PAGE 21
The Penal Cluster
by
Physically, Houston had been propelling himself toward the open door. At the instant of the revelation, he had been part way through it. And at that moment, Sager acted.
He slammed all his weight violently against his side of the door, knocking Houston off balance as the door swung and struck him. He went down, and Sager was on top of him before he struck the floor.
It was the weirdest battle ever fought, but its true worth could only have been detected by another telepath. It was intense and brutal.
The men fought both physically and mentally. They struggled for possession of the stun gun, at the same time hurling emotion-charged shafts of mental energy at each other’s brains.
The struggle lasted less than a minute. Somehow, Sager managed to get one hand on the gun, twisting it. Houston, trying to keep it out of Sager’s hand, jerked it up between them.
It coughed once, sending a beam of supersonic energy into the bodies of both men.
The effect was the same as if they had both been crowned with baseball bats.
* * * * *
Little pinpoints of light against a sea of darkness.
I’m cold, Houston thought. And I’m sick.
He couldn’t tell whether his eyes were open or closed–and he didn’t much care.
He tried to move his arms and legs, found he couldn’t, and gave it up.
He blinked.
My eyes must be open, he thought, if I can blink.

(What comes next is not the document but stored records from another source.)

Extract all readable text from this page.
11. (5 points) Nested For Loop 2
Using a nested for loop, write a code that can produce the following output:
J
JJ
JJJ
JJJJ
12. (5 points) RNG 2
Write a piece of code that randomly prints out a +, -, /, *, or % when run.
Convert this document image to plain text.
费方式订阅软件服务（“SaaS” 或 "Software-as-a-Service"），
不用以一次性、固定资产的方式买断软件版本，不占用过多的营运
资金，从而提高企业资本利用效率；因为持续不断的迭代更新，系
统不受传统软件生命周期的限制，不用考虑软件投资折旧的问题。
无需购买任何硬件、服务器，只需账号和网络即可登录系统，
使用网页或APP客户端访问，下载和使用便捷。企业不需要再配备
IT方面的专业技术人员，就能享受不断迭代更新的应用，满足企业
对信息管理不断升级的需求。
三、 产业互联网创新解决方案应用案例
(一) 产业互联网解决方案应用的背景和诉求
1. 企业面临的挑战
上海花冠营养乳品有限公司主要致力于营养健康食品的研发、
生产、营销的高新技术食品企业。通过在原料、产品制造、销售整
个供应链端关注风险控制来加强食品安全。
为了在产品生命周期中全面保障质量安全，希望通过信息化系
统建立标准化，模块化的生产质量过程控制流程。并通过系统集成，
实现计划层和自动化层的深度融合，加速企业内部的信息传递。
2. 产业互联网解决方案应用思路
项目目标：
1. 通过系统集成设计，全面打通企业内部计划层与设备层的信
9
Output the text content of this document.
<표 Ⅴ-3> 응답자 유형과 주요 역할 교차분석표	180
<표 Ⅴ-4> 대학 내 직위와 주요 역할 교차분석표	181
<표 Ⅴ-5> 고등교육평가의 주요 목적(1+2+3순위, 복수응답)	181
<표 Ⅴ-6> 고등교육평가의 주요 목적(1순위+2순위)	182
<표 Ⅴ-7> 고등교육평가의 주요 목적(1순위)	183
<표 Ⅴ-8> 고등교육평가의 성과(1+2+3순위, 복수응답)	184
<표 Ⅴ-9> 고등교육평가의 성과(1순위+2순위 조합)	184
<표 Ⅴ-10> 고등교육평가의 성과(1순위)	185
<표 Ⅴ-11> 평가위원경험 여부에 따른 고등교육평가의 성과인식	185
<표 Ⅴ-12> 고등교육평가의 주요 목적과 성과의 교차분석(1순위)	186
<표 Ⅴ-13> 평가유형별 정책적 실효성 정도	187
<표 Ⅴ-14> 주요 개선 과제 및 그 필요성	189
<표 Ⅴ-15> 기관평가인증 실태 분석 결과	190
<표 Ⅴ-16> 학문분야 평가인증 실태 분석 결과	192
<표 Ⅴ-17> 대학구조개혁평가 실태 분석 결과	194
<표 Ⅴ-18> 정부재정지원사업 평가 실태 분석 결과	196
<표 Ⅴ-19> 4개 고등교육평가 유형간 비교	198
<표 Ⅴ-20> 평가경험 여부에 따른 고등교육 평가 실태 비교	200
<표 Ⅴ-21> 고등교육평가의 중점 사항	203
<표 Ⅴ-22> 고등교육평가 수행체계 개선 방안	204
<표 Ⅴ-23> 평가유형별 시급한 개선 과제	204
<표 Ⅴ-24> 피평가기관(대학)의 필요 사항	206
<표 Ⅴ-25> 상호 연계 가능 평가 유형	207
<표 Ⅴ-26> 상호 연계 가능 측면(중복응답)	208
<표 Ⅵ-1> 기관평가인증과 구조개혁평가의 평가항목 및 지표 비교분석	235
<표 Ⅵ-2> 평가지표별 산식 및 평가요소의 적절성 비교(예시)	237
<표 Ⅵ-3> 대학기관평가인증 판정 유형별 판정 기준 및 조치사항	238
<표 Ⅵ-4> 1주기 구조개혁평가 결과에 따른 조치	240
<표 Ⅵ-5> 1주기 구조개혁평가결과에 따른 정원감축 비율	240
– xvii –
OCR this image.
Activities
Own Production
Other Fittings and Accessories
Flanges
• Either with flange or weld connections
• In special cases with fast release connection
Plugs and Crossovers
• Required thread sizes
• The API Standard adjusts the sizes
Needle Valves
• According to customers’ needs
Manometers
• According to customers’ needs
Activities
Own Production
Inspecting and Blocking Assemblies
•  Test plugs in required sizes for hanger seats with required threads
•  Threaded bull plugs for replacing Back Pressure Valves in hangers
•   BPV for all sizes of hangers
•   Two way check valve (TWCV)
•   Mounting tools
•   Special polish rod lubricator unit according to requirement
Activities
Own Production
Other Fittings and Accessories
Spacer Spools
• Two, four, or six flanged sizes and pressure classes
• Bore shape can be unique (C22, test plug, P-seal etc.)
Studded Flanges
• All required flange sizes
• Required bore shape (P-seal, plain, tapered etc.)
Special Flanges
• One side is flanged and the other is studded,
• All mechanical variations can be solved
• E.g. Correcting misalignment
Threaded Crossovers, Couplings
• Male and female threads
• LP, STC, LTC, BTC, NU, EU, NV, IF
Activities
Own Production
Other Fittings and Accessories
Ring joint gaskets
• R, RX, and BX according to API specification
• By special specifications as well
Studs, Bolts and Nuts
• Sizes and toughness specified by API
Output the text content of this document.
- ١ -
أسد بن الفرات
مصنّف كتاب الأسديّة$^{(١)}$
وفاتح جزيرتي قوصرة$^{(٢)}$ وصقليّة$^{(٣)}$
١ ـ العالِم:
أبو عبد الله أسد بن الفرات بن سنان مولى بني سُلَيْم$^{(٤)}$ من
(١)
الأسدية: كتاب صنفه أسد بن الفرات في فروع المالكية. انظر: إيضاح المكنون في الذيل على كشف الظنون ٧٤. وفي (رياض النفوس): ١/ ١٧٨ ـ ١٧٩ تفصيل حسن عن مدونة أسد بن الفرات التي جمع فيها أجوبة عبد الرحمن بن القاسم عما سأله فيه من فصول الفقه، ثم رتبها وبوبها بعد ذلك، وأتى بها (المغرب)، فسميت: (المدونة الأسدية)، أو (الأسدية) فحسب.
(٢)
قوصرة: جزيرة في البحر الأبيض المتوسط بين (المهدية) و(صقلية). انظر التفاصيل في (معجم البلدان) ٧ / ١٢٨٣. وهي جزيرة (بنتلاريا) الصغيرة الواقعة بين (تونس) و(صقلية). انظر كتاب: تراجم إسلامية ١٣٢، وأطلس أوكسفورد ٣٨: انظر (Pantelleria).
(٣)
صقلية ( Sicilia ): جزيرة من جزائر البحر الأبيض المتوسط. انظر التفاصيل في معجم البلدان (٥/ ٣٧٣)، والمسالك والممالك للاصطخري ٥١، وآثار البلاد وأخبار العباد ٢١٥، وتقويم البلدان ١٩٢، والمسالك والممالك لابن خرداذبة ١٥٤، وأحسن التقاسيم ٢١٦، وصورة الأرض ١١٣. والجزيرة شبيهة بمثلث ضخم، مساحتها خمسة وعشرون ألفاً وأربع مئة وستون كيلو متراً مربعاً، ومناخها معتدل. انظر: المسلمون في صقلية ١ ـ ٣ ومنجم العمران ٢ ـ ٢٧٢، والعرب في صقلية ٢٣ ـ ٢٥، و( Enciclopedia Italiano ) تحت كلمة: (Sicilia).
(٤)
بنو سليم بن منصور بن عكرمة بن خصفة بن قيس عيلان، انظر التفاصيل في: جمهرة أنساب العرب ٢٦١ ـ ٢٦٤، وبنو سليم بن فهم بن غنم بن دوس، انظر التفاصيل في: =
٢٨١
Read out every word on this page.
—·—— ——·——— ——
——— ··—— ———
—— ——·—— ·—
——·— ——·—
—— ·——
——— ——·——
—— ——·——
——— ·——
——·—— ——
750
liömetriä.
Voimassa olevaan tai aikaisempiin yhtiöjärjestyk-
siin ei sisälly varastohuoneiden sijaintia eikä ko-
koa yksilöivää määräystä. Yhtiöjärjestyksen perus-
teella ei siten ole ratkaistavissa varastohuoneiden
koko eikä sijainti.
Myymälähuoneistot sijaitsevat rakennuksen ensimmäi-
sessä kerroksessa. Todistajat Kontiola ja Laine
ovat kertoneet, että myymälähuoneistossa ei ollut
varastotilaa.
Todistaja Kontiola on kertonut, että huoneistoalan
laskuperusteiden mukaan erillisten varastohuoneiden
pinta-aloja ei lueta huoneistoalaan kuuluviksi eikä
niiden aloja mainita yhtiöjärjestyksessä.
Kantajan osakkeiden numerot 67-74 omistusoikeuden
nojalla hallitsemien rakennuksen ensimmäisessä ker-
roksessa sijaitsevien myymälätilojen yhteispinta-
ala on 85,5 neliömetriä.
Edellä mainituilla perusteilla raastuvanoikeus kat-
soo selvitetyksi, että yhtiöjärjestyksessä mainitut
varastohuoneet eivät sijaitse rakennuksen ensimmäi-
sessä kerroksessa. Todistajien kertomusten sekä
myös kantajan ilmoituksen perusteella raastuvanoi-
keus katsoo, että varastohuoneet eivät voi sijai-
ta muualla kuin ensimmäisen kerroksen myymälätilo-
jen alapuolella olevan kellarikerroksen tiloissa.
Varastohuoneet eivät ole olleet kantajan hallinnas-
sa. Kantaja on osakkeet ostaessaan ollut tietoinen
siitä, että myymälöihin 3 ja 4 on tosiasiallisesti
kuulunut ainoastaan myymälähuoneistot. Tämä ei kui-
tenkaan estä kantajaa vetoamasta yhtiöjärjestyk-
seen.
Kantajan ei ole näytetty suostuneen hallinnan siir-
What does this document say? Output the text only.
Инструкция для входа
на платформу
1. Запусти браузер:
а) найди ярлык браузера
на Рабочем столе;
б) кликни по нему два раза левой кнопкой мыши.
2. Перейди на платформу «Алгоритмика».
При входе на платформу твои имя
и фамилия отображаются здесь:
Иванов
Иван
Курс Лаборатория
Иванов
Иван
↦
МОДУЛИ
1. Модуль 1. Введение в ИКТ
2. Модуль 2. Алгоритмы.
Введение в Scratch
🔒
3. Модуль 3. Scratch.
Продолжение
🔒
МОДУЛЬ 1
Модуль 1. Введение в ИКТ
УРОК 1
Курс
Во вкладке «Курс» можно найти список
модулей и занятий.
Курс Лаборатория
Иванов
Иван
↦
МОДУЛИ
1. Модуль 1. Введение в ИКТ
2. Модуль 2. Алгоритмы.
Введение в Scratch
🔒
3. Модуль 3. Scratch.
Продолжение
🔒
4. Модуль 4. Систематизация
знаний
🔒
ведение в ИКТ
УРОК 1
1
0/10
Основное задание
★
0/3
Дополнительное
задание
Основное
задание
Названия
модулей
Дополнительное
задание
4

Well, then, if his eyes were open, why couldn’t he see anything? All he could see were the little pinpoints of light against a background of utter blackness.
Like stars, he thought.
Stars? STARS!
With a sudden rush, total awareness came back to him, and he realized with awful clarity where he was.
He was chained, spread-eagled, on an asteroid in the Penal Cluster, nearly a hundred million miles from Earth.
It was easy to piece together what had happened. He dimly remembered that he had started to wake up once before. It was a vague, confused recollection, but he knew what had taken place.
The PD Police, coming in response to his call, had found all four men unconscious from the effects of the stun beam. Naturally, all of them had been taken into custody; the PD Police had to find out which one of the men was the Controller and which the controlled. That could easily be tested by waiting until they began to wake up; the resulting mental disturbances would easily identify the telepath.
Houston could imagine the consternation that must have resulted when the PD men found that all three suspects–and their brother officer–were Controllers.
And now here he was–tried, convicted, and sentenced while he was unconscious–doomed to spend the rest of his life chained to a rock floating in space.
A sudden chill of terror came over him. Why wasn’t he asleep? Why wasn’t he under hibernene?
It’s their way of being funny, came a bitter thought. We’re supposed to be under hibernene, but we’re left to die, instead.
For a moment, Houston did not realize that the thought was not his own, so well did it reflect his own bitterness. It was bad enough to have to live out one’s life under the influence of the hibernation drug, but it was infinitely worse to be conscious. Under hibernene, he would have known nothing; his sleeping mind in his comatose body would never have realized what had happened to him. But this way, he would remain fully awake while his body used up the air too fast and his stomach became twisted with hunger pangs which no amount of intravenous feeding could quell. Oh, he’d live, all right–for a few months–but it would be absolute hell while he lasted. Insanity and catatonia would come long before death.